Three faculty members in the College of Arts & Letters have won National Endowment for the Humanities (NEH) fellowships, extending the University of Notre Dame’s record success with the federal agency committed to supporting original research and scholarship.
Shane Duarte, an associate professor of the practice in the Department of Philosophy; Mary Celeste Kearney, an associate professor of film, television, and theatre; and Stephen Ogden, the Tracey Family Associate Professor of Philosophy, are among the 82 scholars to be awarded the competitive fellowships, which were announced Tuesday.
Since 2000, Notre Dame faculty have won more NEH fellowships than any other university in the country.
Additionally, a pair of A&L scholars — Katie Bugyis, the Rev. John A. O'Brien Associate Professor in the Program of Liberal Studies, and Margot Fassler, the Keough-Hesburgh Professor of Music History and Liturgy Emerita — have won a significant, three-year NEH Humanities Initiatives at Colleges and Universities grant to develop a website and to teach medieval liturgy.
“I am delighted and proud that the NEH has again supported our faculty members’ relevant and interesting projects,” said Sarah Mustillo, the I.A. O’Shaughnessy Dean of the College of Arts & Letters. “These four awards highlight the quality of diverse academic research conducted by our experts in multiple fields as well as the excellent support provided by the Institute for Scholarship in the Liberal Arts throughout the application process.”

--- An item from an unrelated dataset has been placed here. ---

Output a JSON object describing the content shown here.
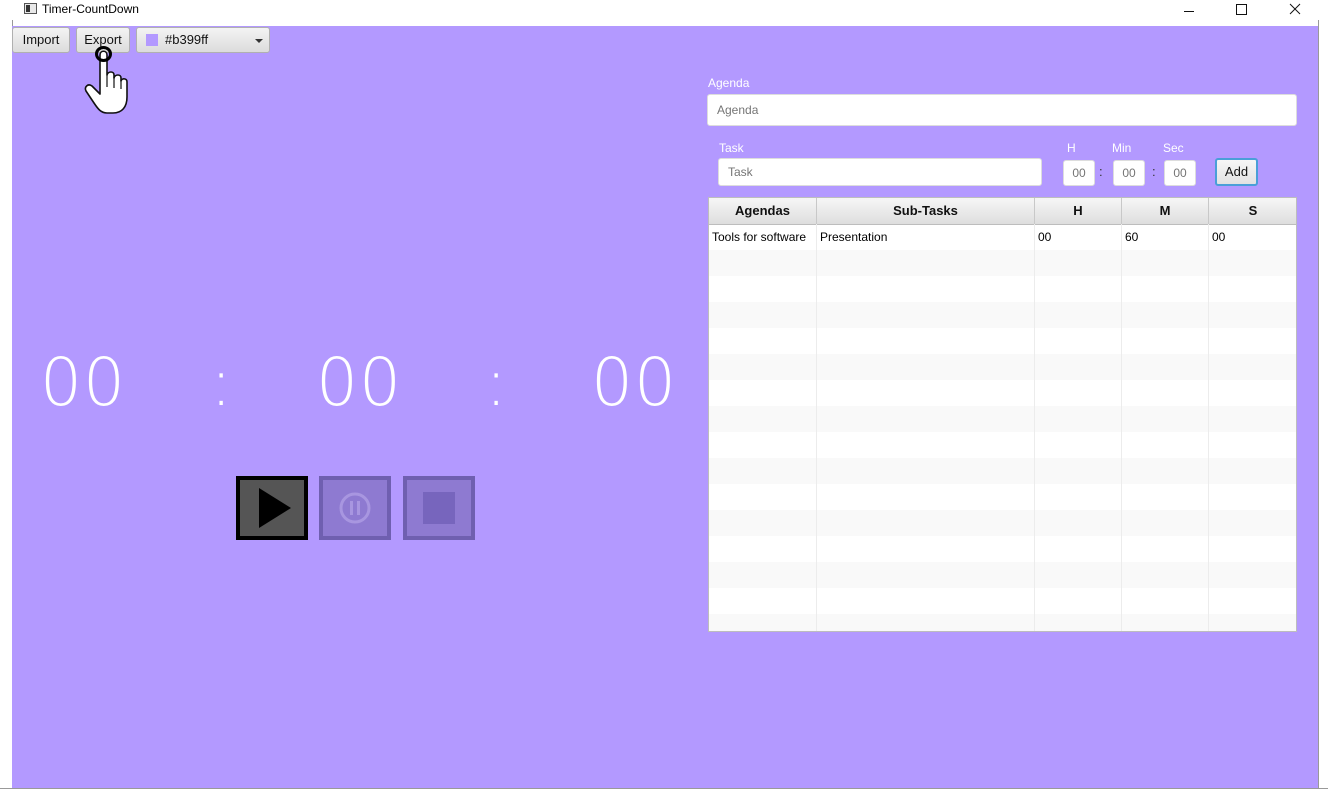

Reinvigorating an underserved field
With support from their NEH grant, Fassler and Bugyis will develop a website to preserve knowledge about the ritual practices of the medieval Roman Catholic Church and to provide instruction on how to locate, read, and interpret the relevant primary sources.
The pair are liturgical historians who “see our field as underserved,” Fassler said.

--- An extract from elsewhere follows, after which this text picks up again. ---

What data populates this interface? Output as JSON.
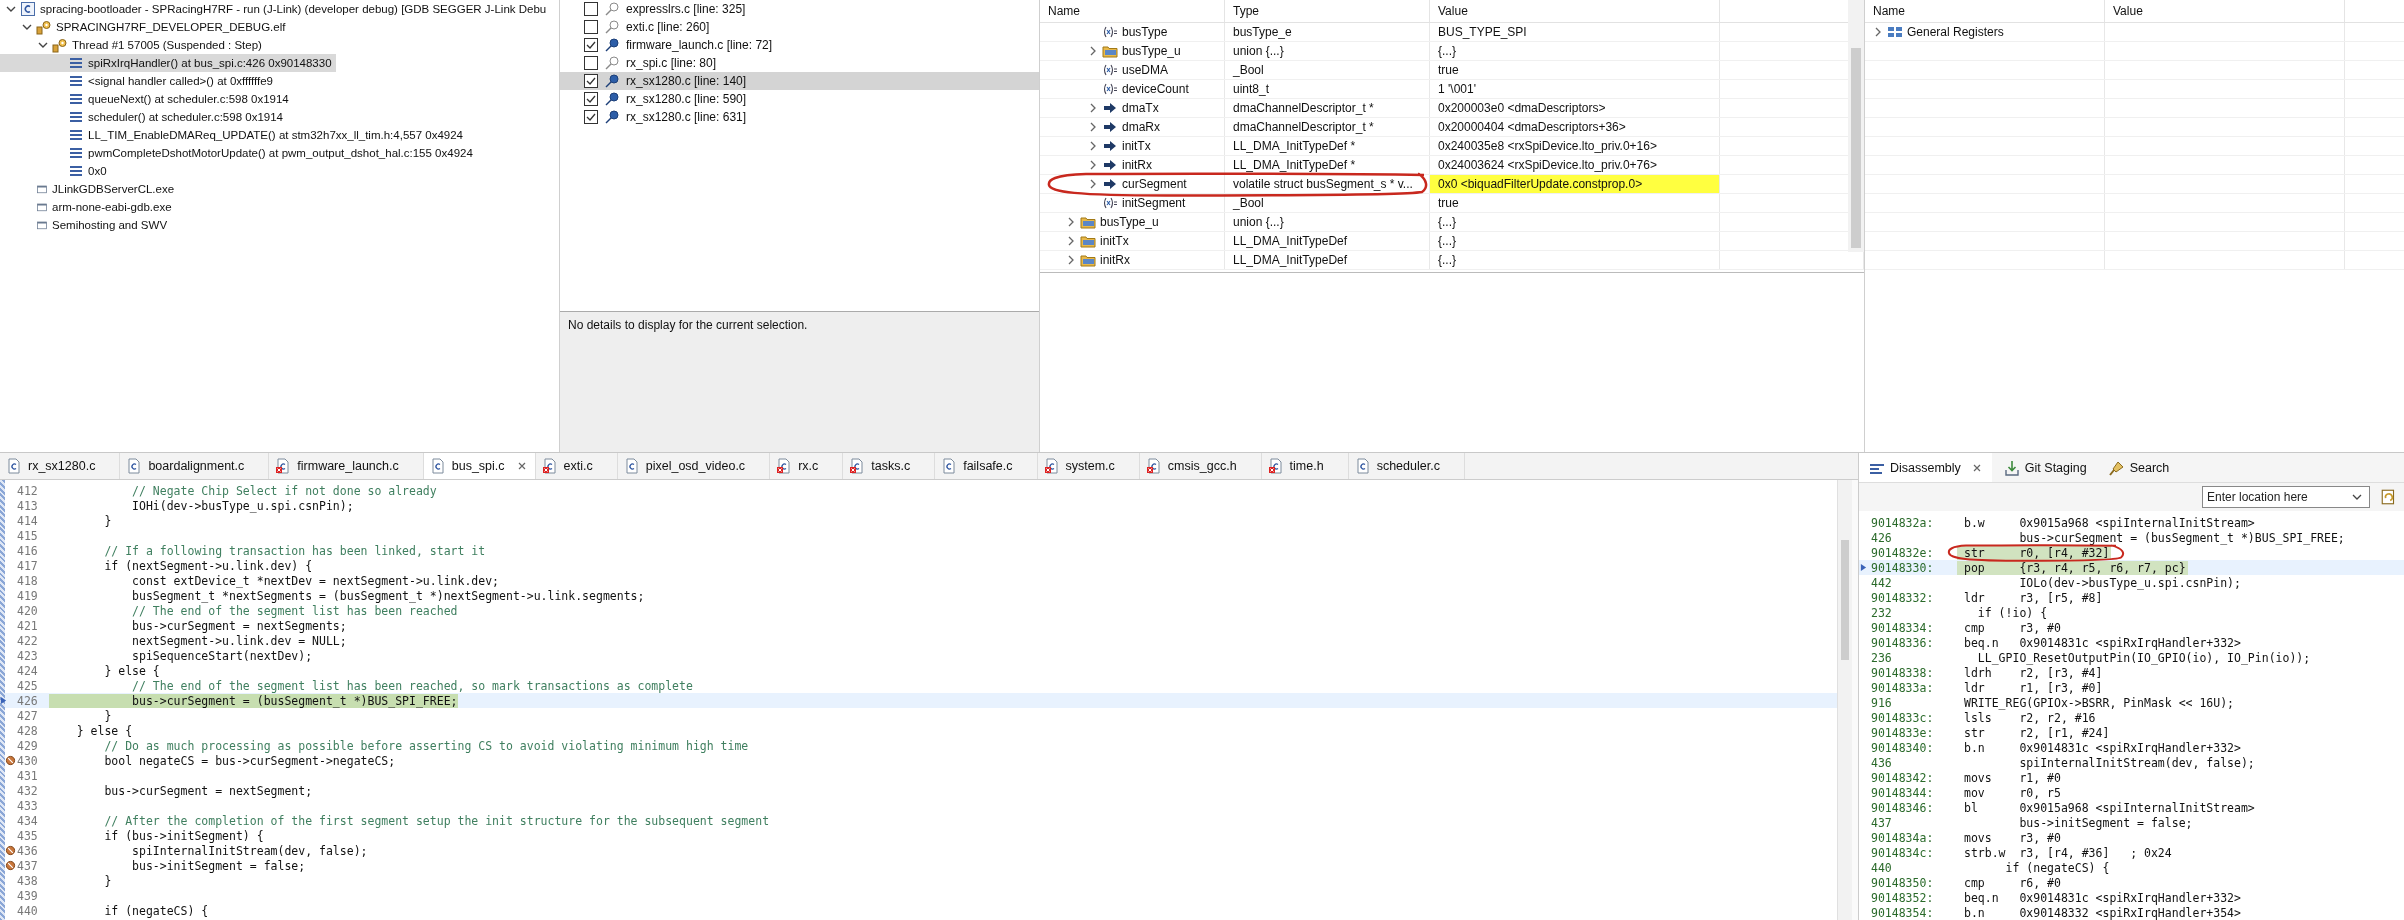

“More scholars need to know about the medieval Latin liturgy than ever before,” she said, “and the goal of the website is to offer instruction in a field that has rarely been well-served by the academy.”
Resources and opportunities like digital libraries, catalogs, databases, and thousands of medieval manuscripts have now been made available online. Knowing how to utilize and navigate those resources, though, can be cumbersome and complicated.
“There’s all this material out there, but how do you use it?” Fassler asked. “Our whole enterprise is based on the solving of problems, and on utilizing the skills of our worldwide network of scholars to join in making tutorials.”
Bugyis and Fassler’s plan evolved into an ambitious project — “Medieval Liturgy: Tutorials for Students, Teachers, & Researchers” and was initially supported with a $100,000 seed grant from Notre Dame Research — that is encyclopedic in its scope and pedagogical in its goals.
Their new website, hosted by the Medieval Institute, will feature peer-reviewed teaching videos that will systematically walk people through how to access and work with sought-after information. Fassler and Bugyis are inviting interdisciplinary liturgical scholars from Notre Dame and around the world to share their expertise, which will make their website a dynamic and evolving resource.
Main website sections will include resources on the fundamental components of medieval liturgy — the arrangement of the church year in its annual cycle; the performance of the hours of prayer that constituted the Divine Office in every monastic church and cathedral; and the celebration of Mass. Additional units will feature other liturgical rites, women’s rites, and liturgical music.
Understanding the liturgy is essential to understanding the Middle Ages, Bugyis said, but fewer and fewer graduate programs are training students in the liturgy.
“Notre Dame is one of the last places doing it. There is an abundance of resources here,” she said. “We saw a real opportunity, given the strengths that we have, to draw on the expertise of faculty and graduate students to create something new and important.”